Google Abstrafung

Bestimmte SEO-Maßnahmen sind von Google nicht gerne gesehen – nutzt der Webmaster diese sogenannten Black-Hat-SEO-Taktiken dennoch, und fällt die Strategie auf, so ist eine Google Abstrafung nicht weit. Diese Abstrafungen reichen von Herabstufungen im Ranking bis hin zum kompletten Rausschmiss aus dem Index. Der Super GAU für jede Webseite.

Die verschiedenen „Arten“ der Google Abstrafung

Grundsätzlich unterscheidet man bei Google Abstrafungen, auch „Google Penalties“ genannt, zwischen algorithmischen und manuellen Penalties, die unterschiedliche Auswirkungen haben – schlecht sind sie für die Sichtbarkeit und die Rankingposition in den Google-Suchergebnissen jedoch immer. Die Folge: weniger Traffic und damit im schlimmsten Fall weniger Verkäufe oder Kontaktaufnahmen .

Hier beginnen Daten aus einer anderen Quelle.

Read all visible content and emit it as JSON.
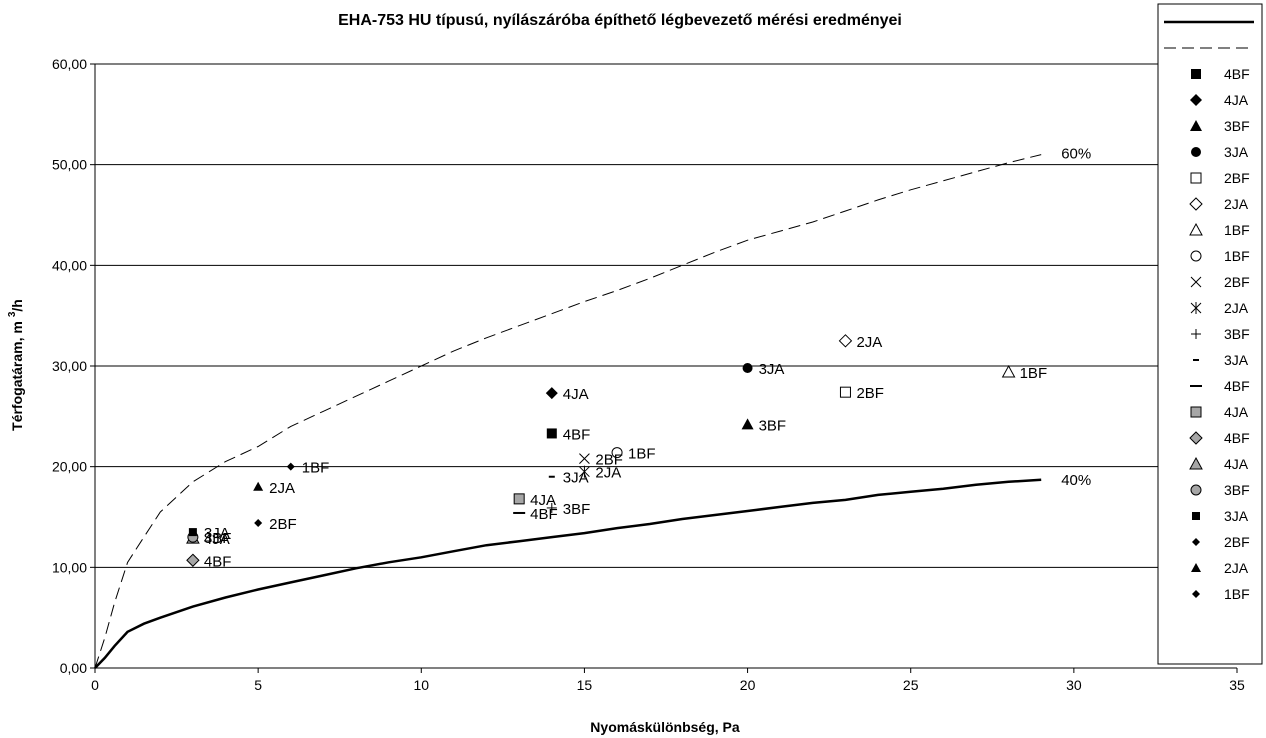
{
  "chart_data": {
    "type": "scatter",
    "title": "EHA-753 HU típusú, nyílászáróba építhető légbevezető mérési eredményei",
    "xlabel": "Nyomáskülönbség, Pa",
    "ylabel": "Térfogatáram, m",
    "ylabel_sup": "3",
    "ylabel_suffix": "/h",
    "xlim": [
      0,
      35
    ],
    "ylim": [
      0,
      60
    ],
    "x_ticks": [
      "0",
      "5",
      "10",
      "15",
      "20",
      "25",
      "30",
      "35"
    ],
    "y_ticks": [
      "0,00",
      "10,00",
      "20,00",
      "30,00",
      "40,00",
      "50,00",
      "60,00"
    ],
    "grid": "horizontal",
    "legend_position": "right",
    "curves": [
      {
        "name": "40%",
        "style": "solid",
        "x": [
          0,
          0.3,
          0.6,
          1.0,
          1.5,
          2.0,
          3.0,
          4.0,
          5.0,
          6.0,
          7.0,
          8.0,
          9.0,
          10.0,
          11.0,
          12.0,
          13.0,
          14.0,
          15.0,
          16.0,
          17.0,
          18.0,
          19.0,
          20.0,
          21.0,
          22.0,
          23.0,
          24.0,
          25.0,
          26.0,
          27.0,
          28.0,
          29.0
        ],
        "y": [
          0,
          1.0,
          2.2,
          3.6,
          4.4,
          5.0,
          6.1,
          7.0,
          7.8,
          8.5,
          9.2,
          9.9,
          10.5,
          11.0,
          11.6,
          12.2,
          12.6,
          13.0,
          13.4,
          13.9,
          14.3,
          14.8,
          15.2,
          15.6,
          16.0,
          16.4,
          16.7,
          17.2,
          17.5,
          17.8,
          18.2,
          18.5,
          18.7
        ]
      },
      {
        "name": "60%",
        "style": "dashed",
        "x": [
          0,
          0.3,
          0.6,
          1.0,
          1.5,
          2.0,
          3.0,
          4.0,
          5.0,
          6.0,
          7.0,
          8.0,
          9.0,
          10.0,
          11.0,
          12.0,
          13.0,
          14.0,
          15.0,
          16.0,
          17.0,
          18.0,
          19.0,
          20.0,
          21.0,
          22.0,
          23.0,
          24.0,
          25.0,
          26.0,
          27.0,
          28.0,
          29.0
        ],
        "y": [
          0,
          3.0,
          6.5,
          10.5,
          13.0,
          15.5,
          18.5,
          20.5,
          22.0,
          24.0,
          25.5,
          27.0,
          28.5,
          30.0,
          31.5,
          32.8,
          34.0,
          35.2,
          36.4,
          37.5,
          38.7,
          40.0,
          41.3,
          42.5,
          43.4,
          44.3,
          45.4,
          46.5,
          47.5,
          48.4,
          49.3,
          50.2,
          51.0
        ]
      }
    ],
    "curve_labels": [
      "60%",
      "40%"
    ],
    "series": [
      {
        "name": "4BF",
        "marker": "square",
        "color": "#000000",
        "x": 14,
        "y": 23.3,
        "label": "4BF"
      },
      {
        "name": "4JA",
        "marker": "diamond",
        "color": "#000000",
        "x": 14,
        "y": 27.3,
        "label": "4JA"
      },
      {
        "name": "3BF",
        "marker": "triangle",
        "color": "#000000",
        "x": 20,
        "y": 24.2,
        "label": "3BF"
      },
      {
        "name": "3JA",
        "marker": "circle",
        "color": "#000000",
        "x": 20,
        "y": 29.8,
        "label": "3JA"
      },
      {
        "name": "2BF",
        "marker": "square-open",
        "color": "#000000",
        "x": 23,
        "y": 27.4,
        "label": "2BF"
      },
      {
        "name": "2JA",
        "marker": "diamond-open",
        "color": "#000000",
        "x": 23,
        "y": 32.5,
        "label": "2JA"
      },
      {
        "name": "1BF",
        "marker": "triangle-open",
        "color": "#000000",
        "x": 28,
        "y": 29.4,
        "label": "1BF"
      },
      {
        "name": "1BF",
        "marker": "circle-open",
        "color": "#000000",
        "x": 16,
        "y": 21.4,
        "label": "1BF"
      },
      {
        "name": "2BF",
        "marker": "x",
        "color": "#000000",
        "x": 15,
        "y": 20.8,
        "label": "2BF"
      },
      {
        "name": "2JA",
        "marker": "star",
        "color": "#000000",
        "x": 15,
        "y": 19.5,
        "label": "2JA"
      },
      {
        "name": "3BF",
        "marker": "plus",
        "color": "#000000",
        "x": 14,
        "y": 15.9,
        "label": "3BF"
      },
      {
        "name": "3JA",
        "marker": "short-dash",
        "color": "#000000",
        "x": 14,
        "y": 19.0,
        "label": "3JA"
      },
      {
        "name": "4BF",
        "marker": "long-dash",
        "color": "#000000",
        "x": 13,
        "y": 15.4,
        "label": "4BF"
      },
      {
        "name": "4JA",
        "marker": "square-gray",
        "color": "#a6a6a6",
        "x": 13,
        "y": 16.8,
        "label": "4JA"
      },
      {
        "name": "4BF",
        "marker": "diamond-gray",
        "color": "#a6a6a6",
        "x": 3,
        "y": 10.7,
        "label": "4BF"
      },
      {
        "name": "4JA",
        "marker": "triangle-gray",
        "color": "#a6a6a6",
        "x": 3,
        "y": 12.9,
        "label": "4JA"
      },
      {
        "name": "3BF",
        "marker": "circle-gray",
        "color": "#a6a6a6",
        "x": 3,
        "y": 13.0,
        "label": "3BF"
      },
      {
        "name": "3JA",
        "marker": "square-small",
        "color": "#000000",
        "x": 3,
        "y": 13.5,
        "label": "3JA"
      },
      {
        "name": "2BF",
        "marker": "diamond-small",
        "color": "#000000",
        "x": 5,
        "y": 14.4,
        "label": "2BF"
      },
      {
        "name": "2JA",
        "marker": "triangle-small",
        "color": "#000000",
        "x": 5,
        "y": 18.0,
        "label": "2JA"
      },
      {
        "name": "1BF",
        "marker": "diamond-small",
        "color": "#000000",
        "x": 6,
        "y": 20.0,
        "label": "1BF"
      }
    ],
    "legend_entries": [
      "",
      "",
      "4BF",
      "4JA",
      "3BF",
      "3JA",
      "2BF",
      "2JA",
      "1BF",
      "1BF",
      "2BF",
      "2JA",
      "3BF",
      "3JA",
      "4BF",
      "4JA",
      "4BF",
      "4JA",
      "3BF",
      "3JA",
      "2BF",
      "2JA",
      "1BF"
    ]
  }
}
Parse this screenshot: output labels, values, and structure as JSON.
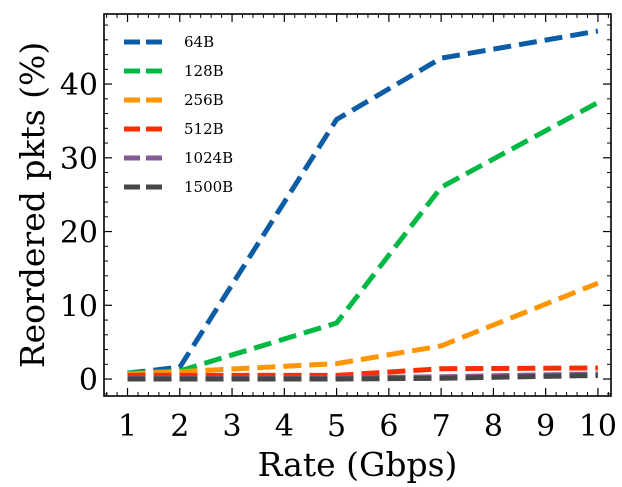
{
  "chart_data": {
    "type": "line",
    "xlabel": "Rate (Gbps)",
    "ylabel": "Reordered pkts (%)",
    "xlim": [
      0.55,
      10.25
    ],
    "ylim": [
      -2.3,
      49.5
    ],
    "x_ticks": [
      1,
      2,
      3,
      4,
      5,
      6,
      7,
      8,
      9,
      10
    ],
    "y_ticks": [
      0,
      10,
      20,
      30,
      40
    ],
    "legend_position": "top-left",
    "grid": false,
    "line_style": "dashed",
    "series": [
      {
        "name": "64B",
        "color": "#0c5da5",
        "x": [
          1,
          2,
          5,
          7,
          10
        ],
        "y": [
          0.8,
          1.6,
          35.2,
          43.5,
          47.2
        ]
      },
      {
        "name": "128B",
        "color": "#00b945",
        "x": [
          1,
          2,
          5,
          7,
          10
        ],
        "y": [
          0.8,
          1.1,
          7.6,
          26.0,
          37.5
        ]
      },
      {
        "name": "256B",
        "color": "#ff9500",
        "x": [
          1,
          2,
          5,
          7,
          10
        ],
        "y": [
          0.7,
          1.0,
          2.1,
          4.5,
          13.0
        ]
      },
      {
        "name": "512B",
        "color": "#ff2c00",
        "x": [
          1,
          2,
          5,
          7,
          10
        ],
        "y": [
          0.5,
          0.5,
          0.5,
          1.4,
          1.5
        ]
      },
      {
        "name": "1024B",
        "color": "#845b97",
        "x": [
          1,
          2,
          5,
          7,
          10
        ],
        "y": [
          0.1,
          0.1,
          0.2,
          0.3,
          0.7
        ]
      },
      {
        "name": "1500B",
        "color": "#474747",
        "x": [
          1,
          2,
          5,
          7,
          10
        ],
        "y": [
          0.0,
          0.0,
          0.0,
          0.1,
          0.5
        ]
      }
    ]
  }
}
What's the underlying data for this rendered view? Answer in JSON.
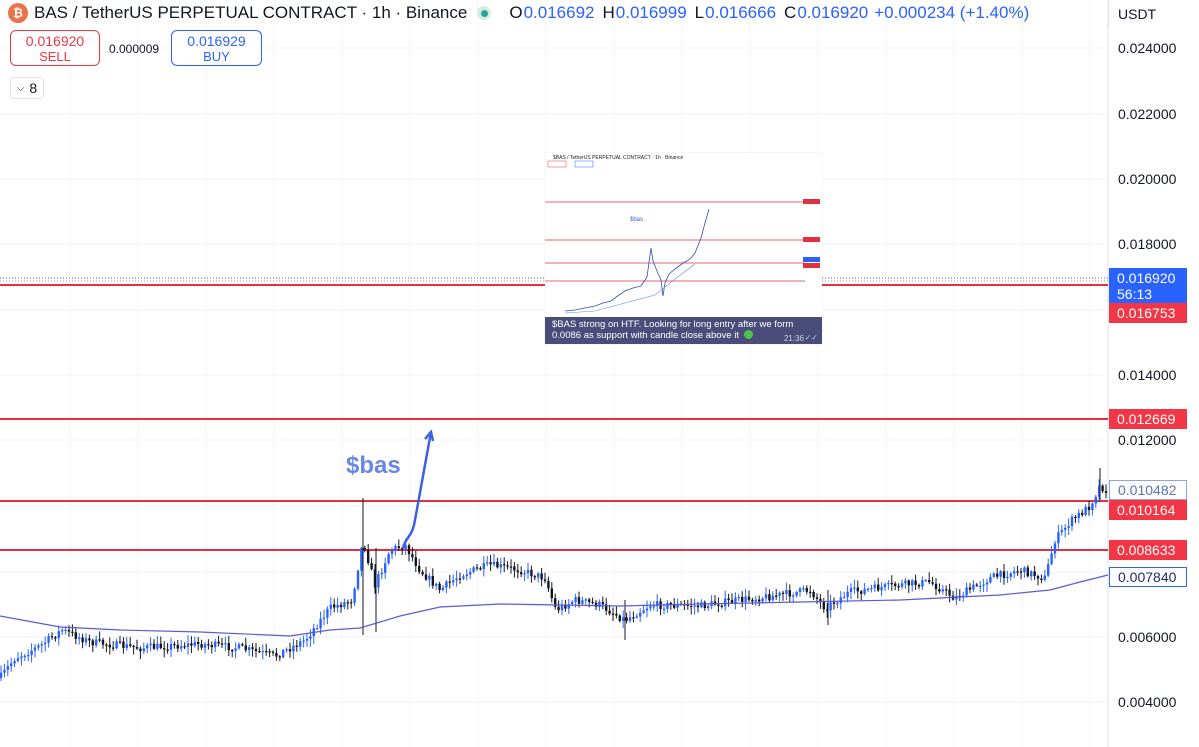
{
  "header": {
    "coin_icon": "coin-icon",
    "title": "BAS / TetherUS PERPETUAL CONTRACT · 1h · Binance",
    "ohlc": [
      {
        "label": "O",
        "value": "0.016692"
      },
      {
        "label": "H",
        "value": "0.016999"
      },
      {
        "label": "L",
        "value": "0.016666"
      },
      {
        "label": "C",
        "value": "0.016920"
      }
    ],
    "change": "+0.000234 (+1.40%)",
    "currency": "USDT"
  },
  "trade": {
    "sell_price": "0.016920",
    "sell_label": "SELL",
    "spread": "0.000009",
    "buy_price": "0.016929",
    "buy_label": "BUY"
  },
  "indicators_toggle": {
    "icon": "chevron-down-icon",
    "count": "8"
  },
  "price_axis": {
    "labels": [
      "0.024000",
      "0.022000",
      "0.020000",
      "0.018000",
      "0.014000",
      "0.012000",
      "0.006000",
      "0.004000"
    ]
  },
  "tags": {
    "current_price": "0.016920",
    "countdown": "56:13",
    "level_1": "0.016753",
    "level_2": "0.012669",
    "level_3": "0.010482",
    "level_4": "0.010164",
    "level_5": "0.008633",
    "level_6": "0.007840"
  },
  "annotation": {
    "text": "$bas"
  },
  "inset": {
    "title": "$BAS / TetherUS PERPETUAL CONTRACT · 1h · Binance",
    "label": "$bas",
    "caption": "$BAS strong on HTF. Looking for long entry after we form 0.0086 as support with candle close above it",
    "caption_icon": "green-circle-icon",
    "time": "21:36",
    "read_icon": "double-check-icon"
  },
  "colors": {
    "candle_blue": "#2962ff",
    "candle_dark": "#131722",
    "level_red": "#e03141",
    "ma_line": "#5b5bd6",
    "annotation_blue": "#3d62e0"
  }
}
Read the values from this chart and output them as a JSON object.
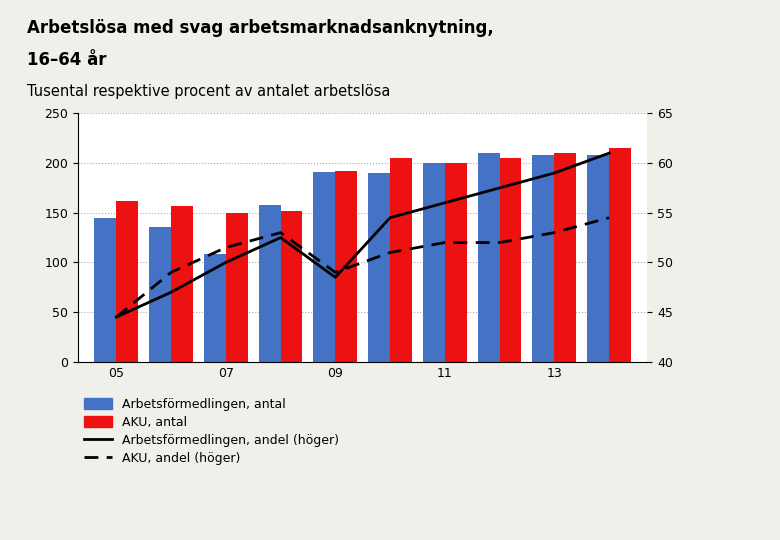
{
  "title_line1": "Arbetslösa med svag arbetsmarknadsanknytning,",
  "title_line2": "16–64 år",
  "subtitle": "Tusental respektive procent av antalet arbetslösa",
  "years": [
    2005,
    2006,
    2007,
    2008,
    2009,
    2010,
    2011,
    2012,
    2013,
    2014
  ],
  "xtick_labels": [
    "05",
    "07",
    "09",
    "11",
    "13"
  ],
  "xtick_positions": [
    2005,
    2007,
    2009,
    2011,
    2013
  ],
  "af_antal": [
    145,
    136,
    108,
    158,
    191,
    190,
    200,
    210,
    208,
    208
  ],
  "aku_antal": [
    162,
    157,
    150,
    152,
    192,
    205,
    200,
    205,
    210,
    215
  ],
  "af_andel": [
    44.5,
    47,
    50,
    52.5,
    48.5,
    54.5,
    56,
    57.5,
    59,
    61
  ],
  "aku_andel": [
    44.5,
    49,
    51.5,
    53,
    49,
    51,
    52,
    52,
    53,
    54.5
  ],
  "bar_width": 0.4,
  "color_af": "#4472C4",
  "color_aku": "#EE1111",
  "color_line": "#000000",
  "ylim_left": [
    0,
    250
  ],
  "ylim_right": [
    40,
    65
  ],
  "yticks_left": [
    0,
    50,
    100,
    150,
    200,
    250
  ],
  "yticks_right": [
    40,
    45,
    50,
    55,
    60,
    65
  ],
  "legend_af_antal": "Arbetsförmedlingen, antal",
  "legend_aku_antal": "AKU, antal",
  "legend_af_andel": "Arbetsförmedlingen, andel (höger)",
  "legend_aku_andel": "AKU, andel (höger)",
  "bg_color": "#f0f0eb",
  "plot_bg_color": "#ffffff",
  "title_fontsize": 12,
  "subtitle_fontsize": 10.5,
  "label_fontsize": 9
}
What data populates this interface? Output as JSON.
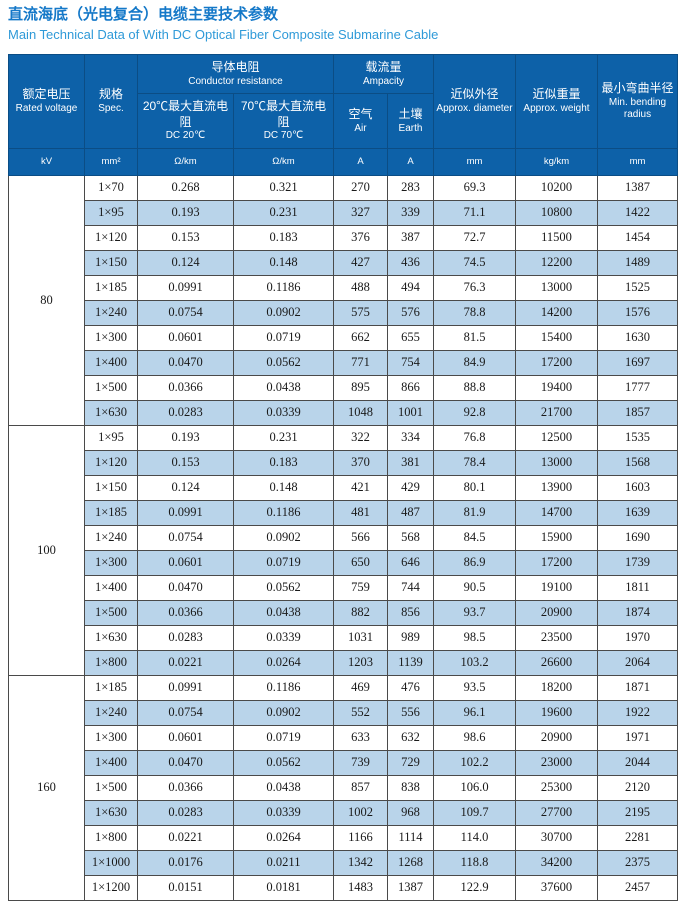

Je nach Art der Abstrafung unterscheidet sich der Weg zurück…

Manuelle Abstrafung

Handelt es sich um einen manuellen Penalty, so ist definitiv ein sogenannter Reconsideration Request nötig, um der Penalty zu entkommen. Das bedeutet, dass man alle Probleme bereinigen muss und dann seinen Fall einem Google-Mitarbeiter vorlegen muss. Dieser entscheidet im Anschluss, ob die Penalty aufgehoben wird.

Algorithmische Abstrafung

Bei algorithmischen Penalties, hat der Google Algorithmus selbst erkannt, dass „etwas nicht stimmt“ und eine Strafe ausgesprochen. Wurde alles behoben, heißt es abwarten und Tee trinken bis zu einer „Neubewertung“ oder einem Data Refresh. Meist erholt sich die Sichtbarkeit nicht auf einen Schlag, sondern der Algorithmus hebt die Abstrafung Schritt für Schritt auf.

Schwere der Abstrafung

Neben der Unterscheidung zwischen algorithmischen und manuellen Abstrafungen ist vor allem die Schwere der Abstrafung entscheidend – nicht immer wird die Webseite direkt aus dem Index entfernt oder komplett (sitewide) abgestraft. Auch Penalties zu bestimmten Keywords, für bestimmte Verzeichnisse oder Subdomains sind möglich.